Recent reports indicate that Biden wants to be more like Roosevelt. Indeed, during a meeting with his advisers in late April, Biden reportedly mentioned Roosevelt by name and explicitly stated that he wanted his policy agenda to be as bold as that of the New Dealer. The former vice president has already come out in favor of passing stimulus legislation "a hell of a lot bigger" than the $2 trillion Congress has already spent, strengthening regulations on banks and other powerful industries, investing in a Pandemic Testing Board on the scale of Roosevelt's famous War Production Board, creating a 100,000-plus worker Public Health Jobs Corps, providing free public college to lower-income and middle-class individuals, forgiving federal student-loan debt at a minimum of $10,000 per person, requiring businesses to provide paid emergency sick leave, increasing Social Security checks by up to $200 a month and likewise increasing the size of the relief checks sent to families.

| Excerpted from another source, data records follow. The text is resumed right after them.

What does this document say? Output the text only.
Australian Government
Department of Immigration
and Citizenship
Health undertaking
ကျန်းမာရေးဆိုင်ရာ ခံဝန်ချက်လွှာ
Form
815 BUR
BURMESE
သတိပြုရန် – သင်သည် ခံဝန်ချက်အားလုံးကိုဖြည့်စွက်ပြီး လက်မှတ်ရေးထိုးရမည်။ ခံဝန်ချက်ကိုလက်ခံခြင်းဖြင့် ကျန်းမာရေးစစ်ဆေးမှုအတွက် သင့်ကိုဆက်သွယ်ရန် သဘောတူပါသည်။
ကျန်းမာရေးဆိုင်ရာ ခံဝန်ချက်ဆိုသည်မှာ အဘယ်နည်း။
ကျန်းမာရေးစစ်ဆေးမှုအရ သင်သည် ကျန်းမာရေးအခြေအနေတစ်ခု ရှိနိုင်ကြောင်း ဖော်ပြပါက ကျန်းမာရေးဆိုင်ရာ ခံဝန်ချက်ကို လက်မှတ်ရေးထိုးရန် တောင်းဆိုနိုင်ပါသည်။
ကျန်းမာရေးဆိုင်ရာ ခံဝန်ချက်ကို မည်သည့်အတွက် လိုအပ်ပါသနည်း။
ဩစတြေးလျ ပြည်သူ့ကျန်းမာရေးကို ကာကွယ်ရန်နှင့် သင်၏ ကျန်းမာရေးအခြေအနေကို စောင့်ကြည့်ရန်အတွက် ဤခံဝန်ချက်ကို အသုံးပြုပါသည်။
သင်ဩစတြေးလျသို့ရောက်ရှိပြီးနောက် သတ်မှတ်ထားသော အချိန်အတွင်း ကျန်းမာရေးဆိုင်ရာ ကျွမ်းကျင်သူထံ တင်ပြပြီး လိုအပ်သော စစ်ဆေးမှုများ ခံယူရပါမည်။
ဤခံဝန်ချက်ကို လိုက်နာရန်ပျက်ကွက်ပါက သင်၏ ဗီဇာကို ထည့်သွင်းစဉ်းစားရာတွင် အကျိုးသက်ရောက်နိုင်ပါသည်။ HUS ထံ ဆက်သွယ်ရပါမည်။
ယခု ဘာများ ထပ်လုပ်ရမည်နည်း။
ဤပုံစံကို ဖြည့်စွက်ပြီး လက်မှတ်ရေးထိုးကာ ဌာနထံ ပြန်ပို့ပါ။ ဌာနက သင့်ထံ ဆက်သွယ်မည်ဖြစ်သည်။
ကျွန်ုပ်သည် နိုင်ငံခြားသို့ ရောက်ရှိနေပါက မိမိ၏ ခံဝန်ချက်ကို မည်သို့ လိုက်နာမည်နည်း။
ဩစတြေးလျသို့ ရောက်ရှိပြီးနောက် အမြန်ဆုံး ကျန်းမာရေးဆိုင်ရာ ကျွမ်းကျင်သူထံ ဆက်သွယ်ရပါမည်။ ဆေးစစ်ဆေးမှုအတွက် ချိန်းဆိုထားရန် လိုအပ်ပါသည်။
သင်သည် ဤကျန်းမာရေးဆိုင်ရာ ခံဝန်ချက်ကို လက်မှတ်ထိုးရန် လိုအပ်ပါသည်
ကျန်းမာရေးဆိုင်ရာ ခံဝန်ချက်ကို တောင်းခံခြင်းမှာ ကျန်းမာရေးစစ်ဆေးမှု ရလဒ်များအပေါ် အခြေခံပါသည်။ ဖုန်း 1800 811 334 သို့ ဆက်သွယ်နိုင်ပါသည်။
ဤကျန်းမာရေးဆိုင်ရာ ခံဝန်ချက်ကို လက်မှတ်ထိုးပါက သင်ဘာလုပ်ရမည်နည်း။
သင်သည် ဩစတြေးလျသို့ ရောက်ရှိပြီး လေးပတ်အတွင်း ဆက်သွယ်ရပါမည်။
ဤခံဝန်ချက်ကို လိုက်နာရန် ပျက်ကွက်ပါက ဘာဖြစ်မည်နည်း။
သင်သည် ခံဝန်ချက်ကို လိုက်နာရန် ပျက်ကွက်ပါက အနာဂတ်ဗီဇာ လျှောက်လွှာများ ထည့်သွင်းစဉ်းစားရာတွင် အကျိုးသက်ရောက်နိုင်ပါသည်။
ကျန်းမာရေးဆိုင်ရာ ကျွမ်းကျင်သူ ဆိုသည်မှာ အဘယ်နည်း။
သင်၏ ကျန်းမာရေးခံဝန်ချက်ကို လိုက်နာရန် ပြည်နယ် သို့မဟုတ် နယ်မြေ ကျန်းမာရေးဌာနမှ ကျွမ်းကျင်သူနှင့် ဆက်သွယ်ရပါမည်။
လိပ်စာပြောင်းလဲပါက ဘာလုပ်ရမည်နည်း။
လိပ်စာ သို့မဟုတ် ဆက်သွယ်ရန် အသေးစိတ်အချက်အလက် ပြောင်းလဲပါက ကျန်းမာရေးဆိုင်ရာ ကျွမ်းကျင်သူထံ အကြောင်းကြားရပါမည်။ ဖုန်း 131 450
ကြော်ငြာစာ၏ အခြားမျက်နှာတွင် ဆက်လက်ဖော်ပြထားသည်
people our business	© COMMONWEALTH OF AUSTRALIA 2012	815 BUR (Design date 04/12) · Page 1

These policy proposals, Biden's campaign staffers have explained, are only the beginning. Over the summer the former vice president plans on introducing more progressive plans. (Salon reached out to the Biden campaign for comment and did not hear back.)

Certainly, Biden's vision is an attempt to create contrast between him and a second Trump term. Yet even if Biden enacts the agenda that progressives dream of, there is ample economic evidence that it may not be enough. After all, the underlying problem with America during the Great Depression, the Great Recession and the pandemic crisis remains the same — free market capitalism.

In our current economic system, constant consumption must continue unabated in order for prosperity to be maintained. If that consumption is disrupted, however briefly, the economy itself grinds to a halt, with unemployment and poverty consequently skyrocketing. Even during periods of supposed prosperity, however, free market capitalism naturally creates massive wealth inequality, which forces hardships onto the masses while only allowing a small minority to lead financially healthy lives. Because free market capitalism rewards those who already have power and puts those who lack it at a further disadvantage, terrible social evils like racism, sexism and other forms of oppression are reinforced and exacerbated. Finally — and most urgently — free market capitalism incentivizes the consumption of natural resources beyond ecologically sustainable levels, causing existential crises for humanity like global warming, the proliferation of weapons of mass destruction, epidemics and lowered sperm counts.

Given the magnitude of the problems we face today — some of which existed during Roosevelt's era and went unaddressed (the New Deal, for example, perpetuated racist inequalities) and others which are new to our own time (Roosevelt, to be fair, had no inkling that global warming even existed) — the Roosevelt/Biden approach is woefully inadequate. The underlying principle behind the New Dealer approach, after all, is to co-opt left-wing rhetoric and use it to pass policies that leave capitalist class structures in place while making its injustices just bearable enough for ordinary people that they don't violently rebel against it.